To elucidate whether SAA has an impact on plasma lipid metabolism, several plasma parameters were analyzed. A higher APOA1 concentration was observed, this main component of HDL highly correlated with the increased PAF-acetylhydrolase activity. In addition, the plasma SAA increase did not influence cholesterol distribution in lipoproteins since it was mainly carried out in HDL as it corresponds to C57BL/6J mice. SAA was found in the small HDL containing more phosphatidylcholine than the large HDL loaded with cholesterol and APOA1. The absence of changes in large HDL cholesterol suggests that SAA-containing small HDL particles are not interfering the reverse-cholesterol transport in agreement with previous reports [62]. The ROS content of both HDL subgroups showed no difference in large HDL and a lesser content in small HDL by TXNDC5 deficiency, the latter is consistent with the APOA1 and PAF-AH augments and their antioxidant properties. Increased levels of SAA are associated with an increased risk for atherosclerosis and are being considered as a predictor for acute coronary syndrome [63,64]. However, the absence of SAA did not reduce atherosclerosis in experimental models [65]. The findings of the present report may add new complexity to the discrepancy observed regarding SAA role in atherogenesis.

5. Conclusions

TXNDC5, as we hypothesized, was correlated with hepatic steatosis and redox control in the liver, showing an increased liver mass with a higher fat content linked to Saa1 and Saa2 expressions.

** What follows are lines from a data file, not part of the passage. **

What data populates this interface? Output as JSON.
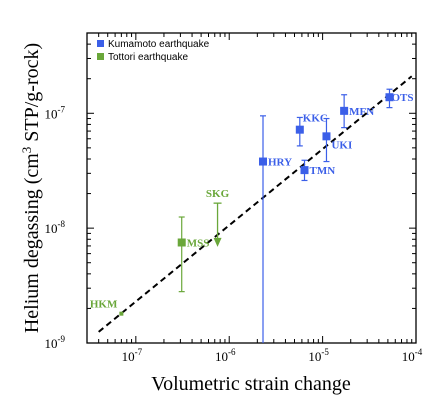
{
  "chart_data": {
    "type": "scatter",
    "title": "",
    "xlabel": "Volumetric strain change",
    "ylabel_parts": {
      "a": "Helium degassing (cm",
      "sup": "3",
      "b": " STP/g-rock)"
    },
    "xscale": "log",
    "yscale": "log",
    "xlim": [
      3e-08,
      0.0001
    ],
    "ylim": [
      1e-09,
      5e-07
    ],
    "grid": false,
    "legend": "top-left",
    "x_ticks": [
      {
        "value": 1e-07,
        "base": "10",
        "exp": "-7"
      },
      {
        "value": 1e-06,
        "base": "10",
        "exp": "-6"
      },
      {
        "value": 1e-05,
        "base": "10",
        "exp": "-5"
      },
      {
        "value": 0.0001,
        "base": "10",
        "exp": "-4"
      }
    ],
    "y_ticks": [
      {
        "value": 1e-09,
        "base": "10",
        "exp": "-9"
      },
      {
        "value": 1e-08,
        "base": "10",
        "exp": "-8"
      },
      {
        "value": 1e-07,
        "base": "10",
        "exp": "-7"
      }
    ],
    "series": [
      {
        "name": "Kumamoto earthquake",
        "color": "#3b5fe8",
        "marker": "square",
        "points": [
          {
            "label": "HRY",
            "x": 2.3e-06,
            "y": 3.8e-08,
            "ylo": 1e-09,
            "yhi": 9.5e-08
          },
          {
            "label": "KKC",
            "x": 5.7e-06,
            "y": 7.2e-08,
            "ylo": 5.2e-08,
            "yhi": 9.2e-08
          },
          {
            "label": "TMN",
            "x": 6.4e-06,
            "y": 3.2e-08,
            "ylo": 2.6e-08,
            "yhi": 3.9e-08
          },
          {
            "label": "UKI",
            "x": 1.1e-05,
            "y": 6.3e-08,
            "ylo": 3.8e-08,
            "yhi": 9e-08
          },
          {
            "label": "MFN",
            "x": 1.7e-05,
            "y": 1.05e-07,
            "ylo": 7.5e-08,
            "yhi": 1.45e-07
          },
          {
            "label": "OTS",
            "x": 5.2e-05,
            "y": 1.38e-07,
            "ylo": 1.12e-07,
            "yhi": 1.62e-07
          }
        ]
      },
      {
        "name": "Tottori earthquake",
        "color": "#6aa73a",
        "marker": "square",
        "points": [
          {
            "label": "HKM",
            "x": 7e-08,
            "y": 1.8e-09,
            "small": true
          },
          {
            "label": "MSS",
            "x": 3.1e-07,
            "y": 7.5e-09,
            "ylo": 2.8e-09,
            "yhi": 1.25e-08
          },
          {
            "label": "SKG",
            "x": 7.5e-07,
            "y": 1.65e-08,
            "upper_limit": true,
            "arrow_to": 7e-09
          }
        ]
      }
    ],
    "fit_line": {
      "style": "dashed",
      "color": "#000000",
      "x": [
        4e-08,
        9e-05
      ],
      "y": [
        1.25e-09,
        2.1e-07
      ]
    }
  }
}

This metabolic unbalance produced by the lack of TXNDC5 under fasting stress led to a prodromal stage of sterile inflammation, increasing lipid peroxidation and releasing SAA to the plasma, which was compensated by an enhanced activity of PAF-AH, linked with APOA1. Serum amyloid does not seem to impair HDL antioxidant function in this early stage. However, how the absence of TXNDC5 may influence SAA regulation under more stressful conditions like non-alcoholic fatty liver disease, fibrosis or atherosclerosis remains unclear. These represent fascinating endeavours to understand the link among serum amyloid and lipid oxidation and their role in hepatic steatosis and inflammation.